Censor.NET reports referring to a Washington Post publication by president of the Kyiv School of Economics and associate professor of economics at the University of Pittsburgh Tymofiy Mylovanov and lawyer and VoxUkraine Law team member Zoya Mylovanova.
They recall that the journalists of the Organized Crime and Corruption Reporting network, based on the leaked documents from Panamanian law firm Mossack Fonseca, concluded that the actions of Poroshenko may be illegal because he started a new company while president and he did not report the company on his disclosure statements. The authors argue that according to the Ukrainian Constitution, the president may not engage in any entrepreneurial activity. The president may own shares, but it is unclear whether restructuring assets is exempt. The irony here is that Poroshenko had promised to divest his assets and thus in order to keep his promise, some business activity is inevitable.
"It is also true that Poroshenko did not disclose the ownership of the shares in his declaration. Yet, failing to disclose the assets could be defended on technical grounds: there was no actual payment for the shares and so the requirement does not apply," the authors say. They also pay attention to the fact that perhaps the restructuring of the president's assets was intended to decrease taxes paid in Ukraine. This specific type of restructuring is typical for businesses in Ukraine and is usually driven by poor corporate governance and property rights protection in the country and tax optimization.
The authors doubt that the president was trying to avoid paying taxes. At the same time, there may be scenarios under which the future sale of business will result in loss of tax revenues by Ukraine. While the choice of the British Virgin Islands, Cyprus and even the Netherlands for subsidiaries can be in full compliance with Ukrainian business practices, it shows poor political judgment. Such structures are typically used to sell profitable businesses with the capital gains taxed at a minimum level and outside of the country in which the profit is generated. The experts also highlight a surprising aspect, saying that Poroshenko has deviated from business as usual in Ukraine. He chose to indicate himself as a direct shareholder of an offshore company. By contrast, the standard is for the real owners to stay behind foundations, trusts or nominee shareholders. The Roshen group also generates significant tax revenues for Ukraine. In 2015, the chocolate business of the president was ranked 74th among top taxpayers of the country, with payments over 1.3 billion UAH.

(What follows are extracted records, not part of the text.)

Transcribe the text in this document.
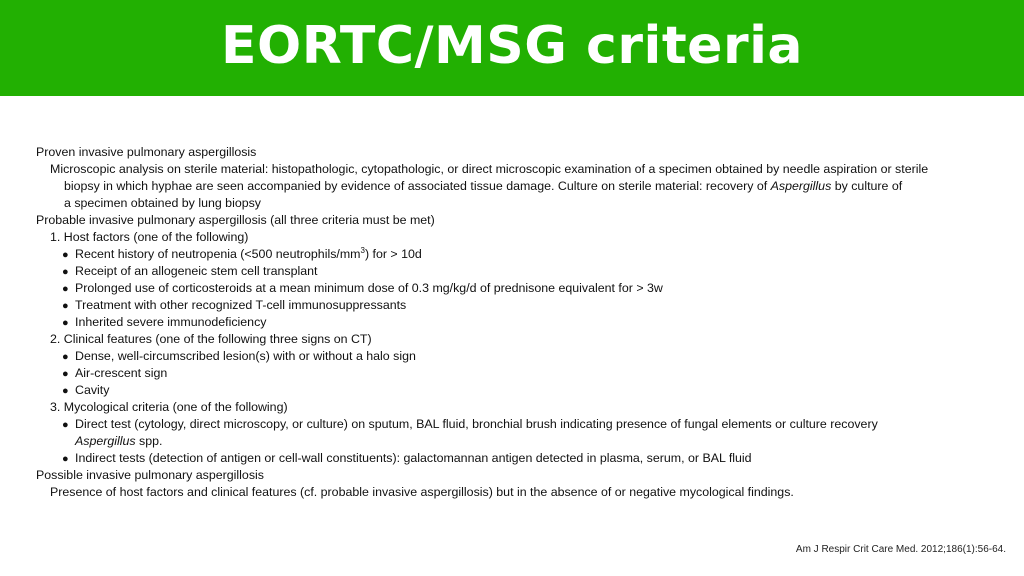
EORTC/MSG criteria
Proven invasive pulmonary aspergillosis
Microscopic analysis on sterile material: histopathologic, cytopathologic, or direct microscopic examination of a specimen obtained by needle aspiration or sterile
biopsy in which hyphae are seen accompanied by evidence of associated tissue damage. Culture on sterile material: recovery of Aspergillus by culture of
a specimen obtained by lung biopsy
Probable invasive pulmonary aspergillosis (all three criteria must be met)
1. Host factors (one of the following)
● Recent history of neutropenia (<500 neutrophils/$mm^3$) for > 10d
● Receipt of an allogeneic stem cell transplant
● Prolonged use of corticosteroids at a mean minimum dose of 0.3 mg/kg/d of prednisone equivalent for > 3w
● Treatment with other recognized T-cell immunosuppressants
● Inherited severe immunodeficiency
2. Clinical features (one of the following three signs on CT)
● Dense, well-circumscribed lesion(s) with or without a halo sign
● Air-crescent sign
● Cavity
3. Mycological criteria (one of the following)
● Direct test (cytology, direct microscopy, or culture) on sputum, BAL fluid, bronchial brush indicating presence of fungal elements or culture recovery
Aspergillus spp.
● Indirect tests (detection of antigen or cell-wall constituents): galactomannan antigen detected in plasma, serum, or BAL fluid
Possible invasive pulmonary aspergillosis
Presence of host factors and clinical features (cf. probable invasive aspergillosis) but in the absence of or negative mycological findings.
Am J Respir Crit Care Med. 2012;186(1):56-64.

"So far, the leaked documents have not revealed any major wrongdoing by the president. The offense is essentially technical in nature. The incident comes at a time of the most severe political crisis in Ukraine after the Euromaidan. The president is vulnerable and he might be struggling to keep the situation under control. The revelations depict the president as a shrewd businessman, but the extent to which this is what the country wants out of its president remains an open question," the article reads.
The authors add that the incident is one of the many recent dramatic political events in Ukraine. Jointly, they make early parliamentary elections more likely. They will also likely force Ukrainians to reflect on their expectations about the leaders of the country, conflicts of interests, the separation of business and politics, and more generally about the institutions and laws they should create in the new Ukraine.